Yeah, I have taken that approach in the past too. That's what I'll do again.

But thanks to the link (http://castrojo.tumblr.com/post/4795149014/the-power-users-guide-to-unity) in your sig, Copper Bezel, I now know that the "global" application menus can be disabled in Unity. I'm going to disable them and try Unity again too. Then I can choose between Unity and KDE more intelligently. I still think KDE will be more to my liking, but we'll see...

I hope the result of these new developments (Qt integration, Unity, etc.) is has a positive impact across all Linux desktops.

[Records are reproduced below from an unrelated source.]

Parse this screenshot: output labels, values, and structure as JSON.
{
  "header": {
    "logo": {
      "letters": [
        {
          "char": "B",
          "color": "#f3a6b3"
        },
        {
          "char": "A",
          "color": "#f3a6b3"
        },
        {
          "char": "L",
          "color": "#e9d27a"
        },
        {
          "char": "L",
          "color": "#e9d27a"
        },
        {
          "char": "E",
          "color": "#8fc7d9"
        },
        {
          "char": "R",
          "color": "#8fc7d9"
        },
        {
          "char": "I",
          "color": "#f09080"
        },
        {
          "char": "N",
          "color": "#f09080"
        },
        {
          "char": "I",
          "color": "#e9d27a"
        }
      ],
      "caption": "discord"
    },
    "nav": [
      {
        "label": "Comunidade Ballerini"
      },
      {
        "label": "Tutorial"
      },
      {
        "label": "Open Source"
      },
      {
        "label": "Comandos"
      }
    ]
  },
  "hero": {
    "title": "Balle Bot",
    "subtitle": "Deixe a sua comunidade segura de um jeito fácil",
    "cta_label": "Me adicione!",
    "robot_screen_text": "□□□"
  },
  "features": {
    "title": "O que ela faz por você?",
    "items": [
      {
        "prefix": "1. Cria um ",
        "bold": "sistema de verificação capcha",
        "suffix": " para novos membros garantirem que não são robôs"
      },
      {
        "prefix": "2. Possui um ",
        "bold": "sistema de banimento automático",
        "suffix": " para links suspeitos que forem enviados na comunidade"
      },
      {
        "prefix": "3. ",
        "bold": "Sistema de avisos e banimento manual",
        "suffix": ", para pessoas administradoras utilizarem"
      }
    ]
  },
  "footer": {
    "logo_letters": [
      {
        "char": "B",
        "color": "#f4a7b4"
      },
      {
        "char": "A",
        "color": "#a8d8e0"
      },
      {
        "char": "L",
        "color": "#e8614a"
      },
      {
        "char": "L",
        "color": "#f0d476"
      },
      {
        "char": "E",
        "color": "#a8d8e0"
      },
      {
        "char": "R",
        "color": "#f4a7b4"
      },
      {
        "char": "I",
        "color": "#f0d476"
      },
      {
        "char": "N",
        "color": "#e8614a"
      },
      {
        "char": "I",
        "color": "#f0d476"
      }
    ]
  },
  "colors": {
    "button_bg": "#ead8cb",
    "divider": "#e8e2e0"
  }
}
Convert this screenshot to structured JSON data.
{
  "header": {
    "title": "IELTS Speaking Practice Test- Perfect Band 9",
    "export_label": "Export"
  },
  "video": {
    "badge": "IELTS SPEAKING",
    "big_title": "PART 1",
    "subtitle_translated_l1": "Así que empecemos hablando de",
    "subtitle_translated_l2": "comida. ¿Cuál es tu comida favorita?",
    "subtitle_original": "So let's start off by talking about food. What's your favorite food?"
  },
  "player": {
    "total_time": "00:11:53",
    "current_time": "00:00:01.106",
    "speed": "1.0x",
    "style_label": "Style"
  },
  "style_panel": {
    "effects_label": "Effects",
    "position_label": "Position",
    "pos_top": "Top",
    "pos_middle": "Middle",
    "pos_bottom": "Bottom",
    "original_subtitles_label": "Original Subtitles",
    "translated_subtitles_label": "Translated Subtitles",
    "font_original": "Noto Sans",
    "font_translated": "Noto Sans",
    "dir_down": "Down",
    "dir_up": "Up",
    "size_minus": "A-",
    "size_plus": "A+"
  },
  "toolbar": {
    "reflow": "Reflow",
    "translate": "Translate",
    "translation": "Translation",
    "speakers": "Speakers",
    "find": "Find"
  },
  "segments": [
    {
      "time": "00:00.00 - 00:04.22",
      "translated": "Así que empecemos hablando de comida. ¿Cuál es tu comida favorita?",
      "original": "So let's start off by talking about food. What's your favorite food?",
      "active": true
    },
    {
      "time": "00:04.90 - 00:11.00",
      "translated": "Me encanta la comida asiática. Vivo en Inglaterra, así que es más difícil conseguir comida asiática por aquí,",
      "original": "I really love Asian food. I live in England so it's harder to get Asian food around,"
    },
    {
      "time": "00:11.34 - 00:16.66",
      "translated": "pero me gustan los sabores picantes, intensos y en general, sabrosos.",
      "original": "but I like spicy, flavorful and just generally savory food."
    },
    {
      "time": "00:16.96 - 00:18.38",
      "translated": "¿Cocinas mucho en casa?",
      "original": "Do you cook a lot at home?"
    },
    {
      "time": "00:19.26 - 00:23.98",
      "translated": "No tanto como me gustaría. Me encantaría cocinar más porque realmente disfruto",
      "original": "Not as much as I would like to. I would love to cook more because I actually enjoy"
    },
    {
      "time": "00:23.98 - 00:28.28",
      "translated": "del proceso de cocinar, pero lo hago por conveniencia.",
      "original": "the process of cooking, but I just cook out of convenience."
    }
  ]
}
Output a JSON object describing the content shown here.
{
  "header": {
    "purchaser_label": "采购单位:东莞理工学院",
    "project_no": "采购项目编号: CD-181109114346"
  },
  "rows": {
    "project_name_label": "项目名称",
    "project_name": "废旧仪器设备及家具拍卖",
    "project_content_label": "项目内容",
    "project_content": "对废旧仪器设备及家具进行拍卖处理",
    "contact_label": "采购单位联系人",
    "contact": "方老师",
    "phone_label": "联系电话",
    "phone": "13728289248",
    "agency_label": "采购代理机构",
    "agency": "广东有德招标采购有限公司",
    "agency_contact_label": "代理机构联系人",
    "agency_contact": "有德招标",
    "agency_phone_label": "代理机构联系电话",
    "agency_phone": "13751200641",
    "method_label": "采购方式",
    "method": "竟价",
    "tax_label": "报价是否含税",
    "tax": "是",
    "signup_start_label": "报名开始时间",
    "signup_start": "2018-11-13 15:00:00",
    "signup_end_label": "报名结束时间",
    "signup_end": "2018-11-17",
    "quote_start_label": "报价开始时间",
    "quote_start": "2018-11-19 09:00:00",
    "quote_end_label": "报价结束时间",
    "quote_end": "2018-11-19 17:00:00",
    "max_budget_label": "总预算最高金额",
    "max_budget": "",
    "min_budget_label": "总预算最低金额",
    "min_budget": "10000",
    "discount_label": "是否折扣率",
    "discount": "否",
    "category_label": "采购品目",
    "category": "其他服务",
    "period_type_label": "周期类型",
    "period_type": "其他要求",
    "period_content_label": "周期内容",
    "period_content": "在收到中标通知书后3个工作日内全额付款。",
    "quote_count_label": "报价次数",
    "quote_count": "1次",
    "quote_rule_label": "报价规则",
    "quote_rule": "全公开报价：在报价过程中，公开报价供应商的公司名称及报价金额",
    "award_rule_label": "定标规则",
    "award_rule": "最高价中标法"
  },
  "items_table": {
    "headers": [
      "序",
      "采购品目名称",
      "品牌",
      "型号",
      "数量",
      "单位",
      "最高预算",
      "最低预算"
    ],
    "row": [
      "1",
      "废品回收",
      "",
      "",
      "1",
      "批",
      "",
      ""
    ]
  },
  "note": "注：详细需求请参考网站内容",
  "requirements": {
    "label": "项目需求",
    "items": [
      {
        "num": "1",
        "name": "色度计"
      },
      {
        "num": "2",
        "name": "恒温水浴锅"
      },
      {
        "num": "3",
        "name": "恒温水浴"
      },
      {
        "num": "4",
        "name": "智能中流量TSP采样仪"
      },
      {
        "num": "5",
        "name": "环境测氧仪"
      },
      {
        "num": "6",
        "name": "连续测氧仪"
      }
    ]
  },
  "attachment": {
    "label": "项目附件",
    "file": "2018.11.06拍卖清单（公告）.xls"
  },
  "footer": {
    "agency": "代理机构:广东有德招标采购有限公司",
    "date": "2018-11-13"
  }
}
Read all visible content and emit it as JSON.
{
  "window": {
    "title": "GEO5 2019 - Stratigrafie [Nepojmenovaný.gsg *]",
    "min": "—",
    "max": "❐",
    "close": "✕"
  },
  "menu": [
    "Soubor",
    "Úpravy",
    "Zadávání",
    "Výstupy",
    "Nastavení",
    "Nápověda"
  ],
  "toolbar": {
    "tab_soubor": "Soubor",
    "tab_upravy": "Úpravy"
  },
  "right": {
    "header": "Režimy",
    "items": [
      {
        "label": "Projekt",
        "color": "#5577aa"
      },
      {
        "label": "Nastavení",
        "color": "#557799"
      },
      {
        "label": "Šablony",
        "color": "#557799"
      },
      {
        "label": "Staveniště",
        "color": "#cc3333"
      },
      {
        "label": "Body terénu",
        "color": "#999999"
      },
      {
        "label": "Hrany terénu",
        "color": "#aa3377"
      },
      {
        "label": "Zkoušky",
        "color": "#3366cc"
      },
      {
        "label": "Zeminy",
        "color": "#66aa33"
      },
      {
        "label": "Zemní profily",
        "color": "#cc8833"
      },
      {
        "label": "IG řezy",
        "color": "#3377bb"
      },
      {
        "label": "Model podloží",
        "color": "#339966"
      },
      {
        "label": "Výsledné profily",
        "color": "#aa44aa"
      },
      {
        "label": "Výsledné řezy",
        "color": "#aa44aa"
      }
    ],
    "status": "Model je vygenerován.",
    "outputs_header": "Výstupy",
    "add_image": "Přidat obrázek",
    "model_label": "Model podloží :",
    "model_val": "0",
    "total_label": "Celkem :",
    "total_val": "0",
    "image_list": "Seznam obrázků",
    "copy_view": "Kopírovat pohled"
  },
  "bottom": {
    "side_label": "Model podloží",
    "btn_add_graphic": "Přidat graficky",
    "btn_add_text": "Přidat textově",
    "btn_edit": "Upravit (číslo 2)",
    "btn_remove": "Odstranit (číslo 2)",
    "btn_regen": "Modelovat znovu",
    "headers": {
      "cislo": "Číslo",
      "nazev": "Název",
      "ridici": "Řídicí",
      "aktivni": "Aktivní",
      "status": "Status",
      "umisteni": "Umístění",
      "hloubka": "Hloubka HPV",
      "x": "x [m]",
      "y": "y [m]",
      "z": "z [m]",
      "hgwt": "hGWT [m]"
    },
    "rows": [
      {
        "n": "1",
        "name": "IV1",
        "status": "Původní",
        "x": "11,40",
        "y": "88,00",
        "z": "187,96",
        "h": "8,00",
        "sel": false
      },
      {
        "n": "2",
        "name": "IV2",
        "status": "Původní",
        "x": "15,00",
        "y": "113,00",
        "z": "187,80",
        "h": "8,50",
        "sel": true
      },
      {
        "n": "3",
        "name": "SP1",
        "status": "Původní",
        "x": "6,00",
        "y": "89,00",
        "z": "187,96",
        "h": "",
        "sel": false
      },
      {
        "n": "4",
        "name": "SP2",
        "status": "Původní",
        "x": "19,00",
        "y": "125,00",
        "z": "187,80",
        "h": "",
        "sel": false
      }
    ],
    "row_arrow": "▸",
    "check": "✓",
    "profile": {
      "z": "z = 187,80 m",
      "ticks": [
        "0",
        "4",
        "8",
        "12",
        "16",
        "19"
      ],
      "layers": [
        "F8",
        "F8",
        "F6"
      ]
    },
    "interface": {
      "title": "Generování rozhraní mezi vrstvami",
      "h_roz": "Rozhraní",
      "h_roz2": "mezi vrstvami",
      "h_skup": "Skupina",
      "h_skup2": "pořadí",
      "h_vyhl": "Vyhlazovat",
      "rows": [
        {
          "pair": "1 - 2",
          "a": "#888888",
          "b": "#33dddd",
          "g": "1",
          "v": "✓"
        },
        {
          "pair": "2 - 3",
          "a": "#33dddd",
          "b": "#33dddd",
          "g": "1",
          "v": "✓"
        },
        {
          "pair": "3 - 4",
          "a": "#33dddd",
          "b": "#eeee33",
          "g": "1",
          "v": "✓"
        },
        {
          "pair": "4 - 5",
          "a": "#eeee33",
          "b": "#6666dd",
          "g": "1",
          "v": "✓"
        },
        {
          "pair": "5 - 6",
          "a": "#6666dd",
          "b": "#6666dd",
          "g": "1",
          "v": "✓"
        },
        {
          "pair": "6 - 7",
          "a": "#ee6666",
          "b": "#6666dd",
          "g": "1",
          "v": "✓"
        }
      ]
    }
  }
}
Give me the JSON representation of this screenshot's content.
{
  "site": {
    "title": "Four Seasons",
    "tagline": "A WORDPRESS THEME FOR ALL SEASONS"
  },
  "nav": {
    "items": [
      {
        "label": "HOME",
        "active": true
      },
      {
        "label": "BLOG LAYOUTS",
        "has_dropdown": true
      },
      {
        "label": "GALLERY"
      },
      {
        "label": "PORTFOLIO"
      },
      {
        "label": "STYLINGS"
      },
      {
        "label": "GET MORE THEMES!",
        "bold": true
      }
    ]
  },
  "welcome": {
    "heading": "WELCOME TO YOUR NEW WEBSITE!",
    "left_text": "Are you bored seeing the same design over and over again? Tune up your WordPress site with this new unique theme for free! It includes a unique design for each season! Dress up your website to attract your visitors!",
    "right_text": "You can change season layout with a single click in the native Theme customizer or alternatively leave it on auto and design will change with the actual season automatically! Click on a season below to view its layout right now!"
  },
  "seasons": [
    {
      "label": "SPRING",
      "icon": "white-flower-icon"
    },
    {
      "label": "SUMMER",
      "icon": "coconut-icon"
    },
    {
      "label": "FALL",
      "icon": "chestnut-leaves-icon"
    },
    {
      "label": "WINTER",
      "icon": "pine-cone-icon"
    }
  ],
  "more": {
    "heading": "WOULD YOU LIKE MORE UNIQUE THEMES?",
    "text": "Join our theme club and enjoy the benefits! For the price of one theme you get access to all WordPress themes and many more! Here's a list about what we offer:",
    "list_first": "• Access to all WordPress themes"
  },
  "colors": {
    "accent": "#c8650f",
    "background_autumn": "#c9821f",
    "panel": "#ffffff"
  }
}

BTW, how many KDE users are there worldwide? Anyone have an estimate?

3Miro
May 1st, 2011, 10:00 PM
I'd like a KDE distro that uses debian package management, has KDE 4.6, linux kernel 2.6.38+, Libre Office, Firefox 4.0+, is on a scheduled release cycle (no rolling updates), ...
I'd like to be able to add XSane, Gimp, Qalculate (full GUI), StarDict, ...
I'd like to be able to use my Apple Magic Trackpad.
?

Kubuntu is the first to come to mind, then PCLinuxOS (used .rpm packages, but manages them with Synaptic).